[论文解读] Scalable DNA Ternary Full Adder Enabled by a Competitive Blocking Circuit

DNA adder circuits are programmable reaction networks that process DNA molecular inputs to compute a sum and serve as essential components for digital computation. Currently, DNA adders primarily focus on binary addition. While efforts extend the operational bit-width by minimizing the number of DNA strands and developing carry-transmission mechanisms, challenges such as the susceptibility of carrying information to attenuation and the limited expressive capacity of the binary system impose significant constraints on computational scale. This paper proposes a scalable ternary adder architecture by introducing an innovative competitive blocking (CB) circuit.

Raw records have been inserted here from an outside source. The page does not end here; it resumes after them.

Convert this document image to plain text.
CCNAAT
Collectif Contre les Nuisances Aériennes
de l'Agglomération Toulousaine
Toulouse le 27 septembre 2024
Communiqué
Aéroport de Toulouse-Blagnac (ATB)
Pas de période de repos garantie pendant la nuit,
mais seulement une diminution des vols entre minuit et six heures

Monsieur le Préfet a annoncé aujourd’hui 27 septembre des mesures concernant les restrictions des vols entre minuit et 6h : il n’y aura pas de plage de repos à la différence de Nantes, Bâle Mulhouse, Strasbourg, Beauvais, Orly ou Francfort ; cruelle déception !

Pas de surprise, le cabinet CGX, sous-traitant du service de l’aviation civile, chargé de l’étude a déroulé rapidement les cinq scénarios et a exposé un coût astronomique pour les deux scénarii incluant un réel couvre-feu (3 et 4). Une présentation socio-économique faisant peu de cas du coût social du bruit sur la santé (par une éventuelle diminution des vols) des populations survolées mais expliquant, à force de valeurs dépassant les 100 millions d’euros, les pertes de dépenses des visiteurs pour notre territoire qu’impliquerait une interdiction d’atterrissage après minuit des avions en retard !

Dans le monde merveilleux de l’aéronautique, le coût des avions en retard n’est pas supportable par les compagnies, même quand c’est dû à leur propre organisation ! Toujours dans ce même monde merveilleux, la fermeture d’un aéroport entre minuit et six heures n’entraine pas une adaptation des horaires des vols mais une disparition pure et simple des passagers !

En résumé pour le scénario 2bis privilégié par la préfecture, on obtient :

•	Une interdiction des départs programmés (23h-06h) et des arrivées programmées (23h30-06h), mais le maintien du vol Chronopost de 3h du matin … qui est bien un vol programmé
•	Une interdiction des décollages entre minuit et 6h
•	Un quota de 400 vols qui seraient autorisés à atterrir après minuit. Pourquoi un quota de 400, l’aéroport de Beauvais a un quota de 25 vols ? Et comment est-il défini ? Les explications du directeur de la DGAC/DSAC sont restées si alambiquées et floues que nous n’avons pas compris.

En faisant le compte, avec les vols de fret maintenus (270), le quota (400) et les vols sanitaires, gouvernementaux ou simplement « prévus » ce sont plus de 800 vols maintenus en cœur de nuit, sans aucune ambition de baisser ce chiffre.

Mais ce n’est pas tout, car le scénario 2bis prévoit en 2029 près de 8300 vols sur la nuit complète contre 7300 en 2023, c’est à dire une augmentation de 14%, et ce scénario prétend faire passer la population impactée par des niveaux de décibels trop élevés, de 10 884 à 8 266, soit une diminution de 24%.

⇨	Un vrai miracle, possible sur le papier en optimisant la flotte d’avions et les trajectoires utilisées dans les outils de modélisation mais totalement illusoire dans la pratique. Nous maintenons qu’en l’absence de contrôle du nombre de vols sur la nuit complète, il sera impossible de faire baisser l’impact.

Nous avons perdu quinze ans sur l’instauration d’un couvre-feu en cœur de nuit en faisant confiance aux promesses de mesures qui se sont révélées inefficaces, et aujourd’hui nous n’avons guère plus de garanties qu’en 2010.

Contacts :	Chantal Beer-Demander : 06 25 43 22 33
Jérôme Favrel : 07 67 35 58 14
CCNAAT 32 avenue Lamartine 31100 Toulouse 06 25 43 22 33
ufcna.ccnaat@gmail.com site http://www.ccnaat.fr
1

The architecture employs a dual cooperative optimization strategy that significantly enhances single-bit computational capacity and incorporates a dynamic concentration adjustment (CA) to effectively broaden the computational bit-width. Consequently, a significant increase in molecular computing scale is achieved compared to previous binary adders. Biochemical experimental results indicate that the CB circuit effectively outputs the ternary full-adder bit and successfully performs 10-bit addition. Furthermore, by implementing the CA strategy, this adder can be further extended to support 17-bit addition. This research provides a novel methodological foundation for advancing DNA computing technologies and offers promising potential for scalable digital computing applications.